Republican voters in St. Clair County will see something unusual on the ballot March 20 – two candidates vying for the same judgeship.
Marshall Hilmes, 46, of Marissa, who operates a Caseyville law practice handling municipal matters - Hilmes Legal Solutions - announced his candidacy in October.
He has served as a municipal prosecutor, city attorney, arbitration hearing officer for the state and municipal zoning and hearing officer in communities throughout southern Illinois.
Hilmes will face Katherine Ruocco, 51, of Swansea, who operates a law practice in Belleville and St. Louis and who announced her intention to run for the same seat as Hilmes in November. Ruocco served as a village trustee for four years until 2017, and ran campaigns against long-time Democratic state lawmakers.
Her race against State Sen. James Clayborne (D-East St. Louis) in 2014 was close; she fell short by approximately 2,000 votes, a 3.6 percent margin. But, in a contest against State Rep. Jay Hoffman (D-Belleville) in 2016, she lost by a large margin of nearly 20 points.
As next month’s election approaches, the slings have come out in a campaign for the seat being vacated by Circuit Judge Jan Fiss, an at-large position where candidates run in all five counties of the circuit - Monroe, Perry, Randolph, St. Clair and Washington.
Democrat voters will see Associate Judge Heinz Rudolf on their primary ballot.
Regarding Ruocco’s record, Hilmes’ criticized her saying she incorporated in Illinois in 2011 before she was a licensed attorney in the state, in violation of Supreme Court Rule 721 that requires an Illinois law office to have an Illinois lawyer licensed and engaged in the practice of law.
Ruocco responded by saying that the rule referenced by Hilmes requires a limited liability corporation (LLC) engaged in the practice of law to have an Illinois licensed attorney. She also said that creating the LLC before she began practicing in Illinois was not in violation of the rule.
“The subject Illinois LLC was created in 2011 in anticipation of my future Illinois practice and wasn’t engaged in the practice of law at time of creation,” Ruocco stated.
“I transitioned from a decade-long Missouri practice and began practicing law in Illinois in 2014, after obtaining my Illinois licensure. I have since been dually licensed in Missouri and Illinois.”
The latest back-and-forth between the candidates is not the first tension between Hilmes and Ruocco.

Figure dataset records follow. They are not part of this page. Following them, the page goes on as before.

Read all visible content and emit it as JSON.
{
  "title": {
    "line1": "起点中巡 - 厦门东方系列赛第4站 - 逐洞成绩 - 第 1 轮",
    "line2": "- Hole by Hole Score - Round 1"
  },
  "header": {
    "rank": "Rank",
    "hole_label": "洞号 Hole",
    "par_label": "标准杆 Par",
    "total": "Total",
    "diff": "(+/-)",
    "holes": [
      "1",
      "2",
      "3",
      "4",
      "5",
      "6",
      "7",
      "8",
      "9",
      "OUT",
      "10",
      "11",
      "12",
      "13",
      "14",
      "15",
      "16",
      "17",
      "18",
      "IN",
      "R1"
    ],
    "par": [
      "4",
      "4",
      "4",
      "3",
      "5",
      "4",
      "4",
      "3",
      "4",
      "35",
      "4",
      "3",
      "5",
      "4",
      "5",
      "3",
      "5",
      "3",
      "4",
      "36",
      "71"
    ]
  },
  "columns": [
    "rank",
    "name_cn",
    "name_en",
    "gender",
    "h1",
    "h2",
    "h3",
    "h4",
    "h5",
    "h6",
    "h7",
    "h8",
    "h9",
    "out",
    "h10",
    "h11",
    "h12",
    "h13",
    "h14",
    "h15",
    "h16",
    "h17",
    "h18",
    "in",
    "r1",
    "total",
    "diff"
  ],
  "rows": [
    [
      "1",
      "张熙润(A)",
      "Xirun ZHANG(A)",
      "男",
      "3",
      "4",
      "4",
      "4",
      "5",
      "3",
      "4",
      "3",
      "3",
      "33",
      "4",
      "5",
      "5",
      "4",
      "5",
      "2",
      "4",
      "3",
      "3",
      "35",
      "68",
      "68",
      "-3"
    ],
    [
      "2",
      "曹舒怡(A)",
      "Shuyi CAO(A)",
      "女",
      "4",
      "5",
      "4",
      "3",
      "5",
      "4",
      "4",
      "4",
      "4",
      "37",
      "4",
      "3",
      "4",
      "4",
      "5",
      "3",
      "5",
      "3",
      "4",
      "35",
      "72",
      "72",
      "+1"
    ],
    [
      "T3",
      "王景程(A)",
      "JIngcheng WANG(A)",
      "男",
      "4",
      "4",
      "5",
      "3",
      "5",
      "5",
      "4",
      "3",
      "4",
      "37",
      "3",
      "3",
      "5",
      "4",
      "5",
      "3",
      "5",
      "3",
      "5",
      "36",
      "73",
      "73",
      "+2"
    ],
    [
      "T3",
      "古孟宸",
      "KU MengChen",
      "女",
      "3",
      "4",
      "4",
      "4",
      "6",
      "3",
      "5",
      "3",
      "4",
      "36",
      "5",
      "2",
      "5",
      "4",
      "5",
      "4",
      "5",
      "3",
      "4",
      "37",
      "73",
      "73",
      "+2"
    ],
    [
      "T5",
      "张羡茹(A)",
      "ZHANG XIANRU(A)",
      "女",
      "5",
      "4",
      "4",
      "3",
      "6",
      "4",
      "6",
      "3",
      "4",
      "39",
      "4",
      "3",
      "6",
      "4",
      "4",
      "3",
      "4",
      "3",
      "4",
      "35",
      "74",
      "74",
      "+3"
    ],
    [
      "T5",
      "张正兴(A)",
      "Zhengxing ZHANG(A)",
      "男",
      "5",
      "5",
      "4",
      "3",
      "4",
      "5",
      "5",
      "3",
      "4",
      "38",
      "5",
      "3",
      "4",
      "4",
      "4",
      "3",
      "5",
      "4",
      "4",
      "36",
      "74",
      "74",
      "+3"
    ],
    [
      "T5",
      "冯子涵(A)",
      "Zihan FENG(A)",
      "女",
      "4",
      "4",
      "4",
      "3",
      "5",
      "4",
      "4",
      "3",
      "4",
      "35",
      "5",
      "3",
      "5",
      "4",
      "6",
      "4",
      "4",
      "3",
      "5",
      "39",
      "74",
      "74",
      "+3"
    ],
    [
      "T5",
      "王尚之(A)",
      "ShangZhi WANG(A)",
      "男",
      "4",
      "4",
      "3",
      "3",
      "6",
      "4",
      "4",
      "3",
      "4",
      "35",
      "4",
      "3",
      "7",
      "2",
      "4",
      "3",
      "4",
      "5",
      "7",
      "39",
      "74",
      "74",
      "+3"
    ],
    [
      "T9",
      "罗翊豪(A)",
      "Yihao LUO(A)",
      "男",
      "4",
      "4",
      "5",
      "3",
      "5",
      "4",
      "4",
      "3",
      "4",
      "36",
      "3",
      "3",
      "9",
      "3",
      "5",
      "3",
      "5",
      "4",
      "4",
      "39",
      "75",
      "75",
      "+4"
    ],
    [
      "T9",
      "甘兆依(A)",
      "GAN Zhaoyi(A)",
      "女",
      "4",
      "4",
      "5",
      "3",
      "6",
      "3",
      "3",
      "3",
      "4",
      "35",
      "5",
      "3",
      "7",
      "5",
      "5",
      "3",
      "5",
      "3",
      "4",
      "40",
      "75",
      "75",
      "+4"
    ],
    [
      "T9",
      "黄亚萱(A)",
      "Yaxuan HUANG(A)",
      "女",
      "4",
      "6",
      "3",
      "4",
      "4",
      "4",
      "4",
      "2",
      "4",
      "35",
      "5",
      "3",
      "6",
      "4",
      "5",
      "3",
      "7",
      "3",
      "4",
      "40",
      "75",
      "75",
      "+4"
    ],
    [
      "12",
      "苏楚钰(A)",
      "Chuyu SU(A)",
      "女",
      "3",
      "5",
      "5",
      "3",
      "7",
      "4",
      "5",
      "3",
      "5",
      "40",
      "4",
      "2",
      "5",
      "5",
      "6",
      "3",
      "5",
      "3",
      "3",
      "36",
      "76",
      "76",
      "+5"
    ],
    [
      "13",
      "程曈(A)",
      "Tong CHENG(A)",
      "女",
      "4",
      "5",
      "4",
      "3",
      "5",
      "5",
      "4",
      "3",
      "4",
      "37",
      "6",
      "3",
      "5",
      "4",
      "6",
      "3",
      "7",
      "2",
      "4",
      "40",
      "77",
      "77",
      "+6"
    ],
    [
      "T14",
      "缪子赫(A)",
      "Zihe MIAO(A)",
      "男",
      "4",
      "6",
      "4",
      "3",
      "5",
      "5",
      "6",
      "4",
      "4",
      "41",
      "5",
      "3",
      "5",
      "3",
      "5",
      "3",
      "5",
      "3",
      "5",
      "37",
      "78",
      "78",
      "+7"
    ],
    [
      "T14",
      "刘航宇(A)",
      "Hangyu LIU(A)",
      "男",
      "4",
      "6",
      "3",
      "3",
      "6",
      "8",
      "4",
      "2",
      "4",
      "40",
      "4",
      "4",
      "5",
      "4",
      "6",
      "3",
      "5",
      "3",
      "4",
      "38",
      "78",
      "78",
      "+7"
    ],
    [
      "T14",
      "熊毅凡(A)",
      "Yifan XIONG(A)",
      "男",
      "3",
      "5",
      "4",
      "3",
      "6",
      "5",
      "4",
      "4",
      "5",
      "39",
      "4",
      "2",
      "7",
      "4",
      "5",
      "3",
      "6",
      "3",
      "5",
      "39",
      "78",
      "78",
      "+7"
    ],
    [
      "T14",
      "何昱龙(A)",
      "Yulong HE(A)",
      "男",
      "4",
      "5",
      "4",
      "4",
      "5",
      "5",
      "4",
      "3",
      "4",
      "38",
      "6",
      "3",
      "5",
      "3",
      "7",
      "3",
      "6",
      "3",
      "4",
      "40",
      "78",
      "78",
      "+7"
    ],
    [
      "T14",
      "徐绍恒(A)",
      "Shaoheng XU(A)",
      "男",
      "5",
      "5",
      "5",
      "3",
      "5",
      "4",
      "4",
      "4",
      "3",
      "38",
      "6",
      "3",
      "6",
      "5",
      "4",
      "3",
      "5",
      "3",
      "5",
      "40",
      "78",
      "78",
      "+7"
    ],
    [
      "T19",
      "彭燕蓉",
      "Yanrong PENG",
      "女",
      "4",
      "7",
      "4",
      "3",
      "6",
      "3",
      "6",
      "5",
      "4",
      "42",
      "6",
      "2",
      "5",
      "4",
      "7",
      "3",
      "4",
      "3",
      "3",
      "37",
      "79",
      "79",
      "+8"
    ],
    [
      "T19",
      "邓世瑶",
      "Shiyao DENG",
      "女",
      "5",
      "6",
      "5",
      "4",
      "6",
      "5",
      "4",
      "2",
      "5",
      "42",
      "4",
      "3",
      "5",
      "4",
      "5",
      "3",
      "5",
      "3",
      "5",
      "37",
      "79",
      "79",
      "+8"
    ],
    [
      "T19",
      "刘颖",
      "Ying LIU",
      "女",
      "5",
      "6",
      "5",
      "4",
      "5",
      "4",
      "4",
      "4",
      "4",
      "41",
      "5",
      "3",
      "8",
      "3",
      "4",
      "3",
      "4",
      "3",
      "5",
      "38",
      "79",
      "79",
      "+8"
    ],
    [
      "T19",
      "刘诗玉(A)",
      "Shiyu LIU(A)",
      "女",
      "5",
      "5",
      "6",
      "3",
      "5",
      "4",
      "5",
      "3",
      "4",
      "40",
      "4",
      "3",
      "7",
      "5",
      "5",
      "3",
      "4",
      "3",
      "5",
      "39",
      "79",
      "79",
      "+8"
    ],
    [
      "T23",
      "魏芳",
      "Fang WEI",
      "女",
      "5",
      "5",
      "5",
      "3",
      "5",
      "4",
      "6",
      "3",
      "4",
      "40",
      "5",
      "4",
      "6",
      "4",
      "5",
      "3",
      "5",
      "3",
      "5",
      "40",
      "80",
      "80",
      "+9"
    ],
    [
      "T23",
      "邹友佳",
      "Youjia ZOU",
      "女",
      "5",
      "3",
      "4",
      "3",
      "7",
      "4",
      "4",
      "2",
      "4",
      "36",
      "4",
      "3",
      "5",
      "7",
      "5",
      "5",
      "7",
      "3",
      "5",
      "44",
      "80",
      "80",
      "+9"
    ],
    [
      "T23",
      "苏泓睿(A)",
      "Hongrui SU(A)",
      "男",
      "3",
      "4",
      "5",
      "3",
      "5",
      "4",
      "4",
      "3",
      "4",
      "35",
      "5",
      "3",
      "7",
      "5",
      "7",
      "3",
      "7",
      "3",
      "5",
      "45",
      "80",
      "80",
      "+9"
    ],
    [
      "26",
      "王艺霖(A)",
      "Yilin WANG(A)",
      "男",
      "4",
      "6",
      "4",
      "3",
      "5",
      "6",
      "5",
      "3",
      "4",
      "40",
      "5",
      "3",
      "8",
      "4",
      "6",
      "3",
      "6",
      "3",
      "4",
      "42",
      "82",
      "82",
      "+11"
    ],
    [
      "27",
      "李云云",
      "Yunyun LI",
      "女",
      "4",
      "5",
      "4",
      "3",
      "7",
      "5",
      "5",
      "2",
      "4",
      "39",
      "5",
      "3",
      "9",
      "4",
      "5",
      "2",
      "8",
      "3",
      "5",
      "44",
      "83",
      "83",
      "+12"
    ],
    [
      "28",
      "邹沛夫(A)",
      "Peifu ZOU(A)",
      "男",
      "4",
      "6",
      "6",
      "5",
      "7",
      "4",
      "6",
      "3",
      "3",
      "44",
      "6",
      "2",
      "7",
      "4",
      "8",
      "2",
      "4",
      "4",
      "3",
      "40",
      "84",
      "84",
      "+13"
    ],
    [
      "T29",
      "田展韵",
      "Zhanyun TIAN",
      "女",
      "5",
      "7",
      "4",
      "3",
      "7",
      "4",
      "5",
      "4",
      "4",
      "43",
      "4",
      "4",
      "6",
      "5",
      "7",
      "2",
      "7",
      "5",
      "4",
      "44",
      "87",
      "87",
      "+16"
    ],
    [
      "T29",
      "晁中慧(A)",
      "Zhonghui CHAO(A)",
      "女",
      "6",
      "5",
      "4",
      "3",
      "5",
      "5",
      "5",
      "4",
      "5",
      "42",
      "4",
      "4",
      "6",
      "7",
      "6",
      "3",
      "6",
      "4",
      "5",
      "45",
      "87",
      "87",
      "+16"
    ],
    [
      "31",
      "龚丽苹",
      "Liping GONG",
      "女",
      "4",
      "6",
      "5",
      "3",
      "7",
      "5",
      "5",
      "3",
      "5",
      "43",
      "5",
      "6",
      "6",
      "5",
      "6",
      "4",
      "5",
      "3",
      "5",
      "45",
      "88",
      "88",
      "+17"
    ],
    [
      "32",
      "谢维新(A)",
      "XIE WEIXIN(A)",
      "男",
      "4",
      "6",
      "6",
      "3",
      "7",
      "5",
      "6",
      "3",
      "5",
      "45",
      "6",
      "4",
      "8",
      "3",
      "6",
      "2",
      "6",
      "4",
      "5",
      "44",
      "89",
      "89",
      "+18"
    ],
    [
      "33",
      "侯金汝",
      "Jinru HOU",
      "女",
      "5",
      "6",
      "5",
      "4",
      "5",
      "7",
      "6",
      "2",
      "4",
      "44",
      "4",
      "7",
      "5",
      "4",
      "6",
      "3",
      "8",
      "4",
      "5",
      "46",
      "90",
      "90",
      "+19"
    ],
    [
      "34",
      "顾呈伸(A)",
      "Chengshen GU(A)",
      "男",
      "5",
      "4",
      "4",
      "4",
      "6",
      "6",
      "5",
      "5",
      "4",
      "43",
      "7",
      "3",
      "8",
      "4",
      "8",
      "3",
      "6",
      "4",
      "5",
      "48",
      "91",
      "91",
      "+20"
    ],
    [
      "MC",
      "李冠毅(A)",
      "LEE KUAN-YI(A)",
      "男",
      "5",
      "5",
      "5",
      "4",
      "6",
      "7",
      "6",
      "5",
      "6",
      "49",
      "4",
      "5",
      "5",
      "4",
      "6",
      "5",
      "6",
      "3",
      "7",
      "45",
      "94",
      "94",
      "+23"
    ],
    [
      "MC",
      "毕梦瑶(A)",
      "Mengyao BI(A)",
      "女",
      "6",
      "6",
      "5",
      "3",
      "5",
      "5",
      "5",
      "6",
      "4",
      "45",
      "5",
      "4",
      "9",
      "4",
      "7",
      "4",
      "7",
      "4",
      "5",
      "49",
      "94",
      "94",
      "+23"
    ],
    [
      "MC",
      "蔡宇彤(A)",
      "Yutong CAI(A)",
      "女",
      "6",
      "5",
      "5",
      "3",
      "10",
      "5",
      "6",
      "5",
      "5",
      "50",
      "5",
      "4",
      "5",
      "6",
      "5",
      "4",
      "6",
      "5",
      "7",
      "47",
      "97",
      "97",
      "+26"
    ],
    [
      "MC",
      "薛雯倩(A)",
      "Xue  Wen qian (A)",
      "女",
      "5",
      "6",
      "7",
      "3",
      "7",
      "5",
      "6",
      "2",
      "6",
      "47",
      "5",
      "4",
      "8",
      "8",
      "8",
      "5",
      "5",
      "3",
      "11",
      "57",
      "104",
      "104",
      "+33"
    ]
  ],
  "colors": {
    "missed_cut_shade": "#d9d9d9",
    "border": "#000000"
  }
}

In December, Ruocco challenged Hilmes' candidacy to the Illinois State Board of Elections seeking to strike his name from the ballot. In January, the Board adopted hearing officer David Herman's Jan. 8 recommendation that Hilmes remain on the ballot.
Ruocco had argued that even though Hilmes' voter registration indicated his name is B. Marshall Hilmes, he failed to note on his nomination papers that his full or Christian name is "Brandon," as listed at the Attorney Registration and Discipline Commission (ARDC), which could lead to voter confusion.
Ruocco further challenged Hilmes' voter registration status and claimed he failed to identify in his sworn statement the specific office and the specific vacancy for which his nomination was sought, among other things.
After the March primary, the winner will go on to face Rudolf in the general election.
Republican voters in St. Clair County have had a dearth of judicial candidates to choose from in recent history as Democratic candidates have dominated the election process.
Since 2002, there have been 14 open circuit court races, nine of which were won by uncontested Democrat candidates. Of the five that were competitive, only two Repubicans have succeeded.
In 2014, Republican Steve McGlynn defeated Rudolf and in 2016, Republican Ron Duebbert defeated Democrat John Baricevic.